Multi agents¶

Usage of “agents” in this case could be a bit misleading. Here are entitites or algorithms that understand how to organize internal agents to get better in interacting with the environment.

The distinction between these and many individual is that some interaction between agents is assumed. It isn’t a single agent that tries to do something in the environment and could consider other agents as part of the environment. Typical cases for multi agents is when they need to achieve a common goal.
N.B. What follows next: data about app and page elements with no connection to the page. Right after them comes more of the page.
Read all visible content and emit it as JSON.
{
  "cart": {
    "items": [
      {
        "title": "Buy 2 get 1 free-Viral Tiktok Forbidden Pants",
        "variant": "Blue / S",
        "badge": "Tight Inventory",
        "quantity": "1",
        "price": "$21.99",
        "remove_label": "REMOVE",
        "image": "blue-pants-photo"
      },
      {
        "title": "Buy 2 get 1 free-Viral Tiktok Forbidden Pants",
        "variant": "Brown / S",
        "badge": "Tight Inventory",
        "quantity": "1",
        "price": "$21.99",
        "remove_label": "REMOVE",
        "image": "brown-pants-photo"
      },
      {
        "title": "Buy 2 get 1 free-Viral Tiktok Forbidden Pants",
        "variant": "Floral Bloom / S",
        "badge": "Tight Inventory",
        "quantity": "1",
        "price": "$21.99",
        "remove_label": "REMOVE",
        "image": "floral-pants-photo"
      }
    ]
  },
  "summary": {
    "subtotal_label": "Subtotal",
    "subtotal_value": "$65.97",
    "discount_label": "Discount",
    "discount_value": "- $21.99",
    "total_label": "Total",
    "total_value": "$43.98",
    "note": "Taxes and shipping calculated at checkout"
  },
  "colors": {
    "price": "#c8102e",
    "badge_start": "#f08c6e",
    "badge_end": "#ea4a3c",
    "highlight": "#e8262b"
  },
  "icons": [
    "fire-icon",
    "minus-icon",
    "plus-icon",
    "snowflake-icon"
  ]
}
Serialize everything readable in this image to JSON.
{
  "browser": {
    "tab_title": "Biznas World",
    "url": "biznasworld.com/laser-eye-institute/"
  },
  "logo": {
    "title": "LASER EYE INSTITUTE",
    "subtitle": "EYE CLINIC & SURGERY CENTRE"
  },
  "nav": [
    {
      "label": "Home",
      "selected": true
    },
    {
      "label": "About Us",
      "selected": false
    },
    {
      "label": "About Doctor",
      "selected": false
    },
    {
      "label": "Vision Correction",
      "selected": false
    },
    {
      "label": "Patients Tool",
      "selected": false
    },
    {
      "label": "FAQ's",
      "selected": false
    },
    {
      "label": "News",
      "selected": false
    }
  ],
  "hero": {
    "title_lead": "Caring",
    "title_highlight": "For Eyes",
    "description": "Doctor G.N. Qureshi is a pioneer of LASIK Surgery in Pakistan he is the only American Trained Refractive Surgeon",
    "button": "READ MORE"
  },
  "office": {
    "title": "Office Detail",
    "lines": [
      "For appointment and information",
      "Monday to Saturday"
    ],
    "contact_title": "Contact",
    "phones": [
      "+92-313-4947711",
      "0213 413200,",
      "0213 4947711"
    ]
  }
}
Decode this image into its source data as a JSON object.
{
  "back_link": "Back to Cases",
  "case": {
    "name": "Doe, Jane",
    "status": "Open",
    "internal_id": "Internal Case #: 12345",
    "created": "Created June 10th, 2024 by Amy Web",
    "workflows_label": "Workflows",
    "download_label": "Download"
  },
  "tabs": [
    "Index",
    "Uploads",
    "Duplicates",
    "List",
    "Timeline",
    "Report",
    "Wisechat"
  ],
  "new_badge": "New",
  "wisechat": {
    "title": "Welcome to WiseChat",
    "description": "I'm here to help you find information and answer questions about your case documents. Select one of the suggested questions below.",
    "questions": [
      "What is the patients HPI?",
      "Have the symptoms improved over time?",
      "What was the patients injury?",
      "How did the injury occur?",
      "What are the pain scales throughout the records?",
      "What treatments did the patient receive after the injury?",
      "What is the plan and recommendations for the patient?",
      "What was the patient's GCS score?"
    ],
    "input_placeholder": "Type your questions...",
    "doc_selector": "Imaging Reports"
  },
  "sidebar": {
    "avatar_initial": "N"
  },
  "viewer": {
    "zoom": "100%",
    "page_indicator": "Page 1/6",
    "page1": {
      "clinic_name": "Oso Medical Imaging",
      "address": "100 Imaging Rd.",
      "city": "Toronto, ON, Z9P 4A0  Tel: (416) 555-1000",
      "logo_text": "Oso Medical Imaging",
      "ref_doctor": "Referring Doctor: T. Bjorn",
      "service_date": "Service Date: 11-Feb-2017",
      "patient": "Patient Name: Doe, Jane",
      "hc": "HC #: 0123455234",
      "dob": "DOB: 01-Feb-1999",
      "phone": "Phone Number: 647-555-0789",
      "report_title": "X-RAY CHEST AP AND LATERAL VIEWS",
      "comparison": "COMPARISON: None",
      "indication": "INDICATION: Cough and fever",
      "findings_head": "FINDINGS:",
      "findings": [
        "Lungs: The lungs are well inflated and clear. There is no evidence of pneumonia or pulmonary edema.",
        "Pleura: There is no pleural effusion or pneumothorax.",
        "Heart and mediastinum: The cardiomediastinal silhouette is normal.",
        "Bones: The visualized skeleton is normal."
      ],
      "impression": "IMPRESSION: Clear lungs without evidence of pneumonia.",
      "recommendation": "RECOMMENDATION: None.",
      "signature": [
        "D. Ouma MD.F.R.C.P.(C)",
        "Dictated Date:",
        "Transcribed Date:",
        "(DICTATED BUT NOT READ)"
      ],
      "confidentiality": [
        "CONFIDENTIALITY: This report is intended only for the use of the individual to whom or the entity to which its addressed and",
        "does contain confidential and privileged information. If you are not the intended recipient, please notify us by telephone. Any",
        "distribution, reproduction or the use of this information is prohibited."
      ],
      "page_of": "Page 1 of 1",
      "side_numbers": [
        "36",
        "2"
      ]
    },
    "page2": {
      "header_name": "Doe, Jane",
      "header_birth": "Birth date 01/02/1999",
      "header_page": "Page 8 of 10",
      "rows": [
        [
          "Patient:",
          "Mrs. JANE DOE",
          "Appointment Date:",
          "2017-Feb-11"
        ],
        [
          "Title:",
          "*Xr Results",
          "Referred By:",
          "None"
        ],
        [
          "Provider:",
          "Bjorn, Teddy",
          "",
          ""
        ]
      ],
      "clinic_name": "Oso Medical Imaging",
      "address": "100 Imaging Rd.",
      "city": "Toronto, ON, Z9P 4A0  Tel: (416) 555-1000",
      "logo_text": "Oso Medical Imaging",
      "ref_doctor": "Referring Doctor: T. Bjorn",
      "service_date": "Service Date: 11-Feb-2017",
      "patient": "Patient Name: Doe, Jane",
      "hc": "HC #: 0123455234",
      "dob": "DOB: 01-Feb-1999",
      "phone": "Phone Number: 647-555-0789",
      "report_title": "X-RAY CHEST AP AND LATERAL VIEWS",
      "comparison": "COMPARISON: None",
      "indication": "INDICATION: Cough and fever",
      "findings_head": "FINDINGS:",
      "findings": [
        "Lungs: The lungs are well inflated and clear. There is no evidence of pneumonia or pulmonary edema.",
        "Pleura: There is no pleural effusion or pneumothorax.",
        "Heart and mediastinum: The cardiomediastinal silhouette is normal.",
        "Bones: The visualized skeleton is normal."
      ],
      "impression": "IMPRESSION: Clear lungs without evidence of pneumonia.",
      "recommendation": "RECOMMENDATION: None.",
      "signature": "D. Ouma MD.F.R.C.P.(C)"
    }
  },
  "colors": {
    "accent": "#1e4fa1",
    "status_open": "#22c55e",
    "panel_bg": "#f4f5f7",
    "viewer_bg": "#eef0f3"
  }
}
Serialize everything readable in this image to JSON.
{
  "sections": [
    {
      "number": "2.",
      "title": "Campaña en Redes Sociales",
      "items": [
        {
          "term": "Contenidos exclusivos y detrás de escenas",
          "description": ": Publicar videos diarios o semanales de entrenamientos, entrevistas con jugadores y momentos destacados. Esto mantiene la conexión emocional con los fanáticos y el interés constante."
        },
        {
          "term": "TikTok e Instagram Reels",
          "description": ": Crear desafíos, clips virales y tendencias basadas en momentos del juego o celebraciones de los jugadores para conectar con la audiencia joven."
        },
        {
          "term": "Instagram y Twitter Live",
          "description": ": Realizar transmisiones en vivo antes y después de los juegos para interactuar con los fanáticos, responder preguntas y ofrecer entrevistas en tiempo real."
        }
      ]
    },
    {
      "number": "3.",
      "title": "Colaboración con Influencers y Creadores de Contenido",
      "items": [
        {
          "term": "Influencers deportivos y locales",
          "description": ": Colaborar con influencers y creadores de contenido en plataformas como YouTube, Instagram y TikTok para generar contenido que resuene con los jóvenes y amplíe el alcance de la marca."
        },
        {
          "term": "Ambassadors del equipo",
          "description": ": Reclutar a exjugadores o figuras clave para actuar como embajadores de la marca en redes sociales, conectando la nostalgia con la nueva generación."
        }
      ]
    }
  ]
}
Consider cooperative games like not letting a ball fall on the ground, or team sports where one team tries to capture a flag and the other tries to stop them.

MADDPG¶

class ai_traineree.multi_agents.maddpg.MADDPGAgent(obs_space: ai_traineree.types.dataspace.DataSpace, action_space: ai_traineree.types.dataspace.DataSpace, num_agents: int, **kwargs)¶

__init__(obs_space: ai_traineree.types.dataspace.DataSpace, action_space: ai_traineree.types.dataspace.DataSpace, num_agents: int, **kwargs)¶

Initiation of the Multi Agent DDPG.

All keywords are also passed to DDPG agents.

Parameters

obs_size (int) – Dimensionality of the state.
action_size (int) – Dimensionality of the action.
num_agents (int) – Number of agents.

Keyword Arguments

hidden_layers (tuple of ints) – Shape for fully connected hidden layers.
noise_scale (float) – Default: 1.0. Noise amplitude.
noise_sigma (float) – Default: 0.5. Noise variance.
actor_lr (float) – Default: 0.001. Learning rate for actor network.
critic_lr (float) – Default: 0.001. Learning rate for critic network.
gamma (float) – Default: 0.99. Discount value
tau (float) – Default: 0.02. Soft copy value.
gradient_clip (optional float) – Max norm for learning gradient. If None then no clip.
batch_size (int) – Number of samples per learning.
buffer_size (int) – Number of previous samples to remember.
warm_up (int) – Number of samples to see before start learning.
update_freq (int) – How many samples between learning sessions.
number_updates (int) – How many learning cycles per learning session.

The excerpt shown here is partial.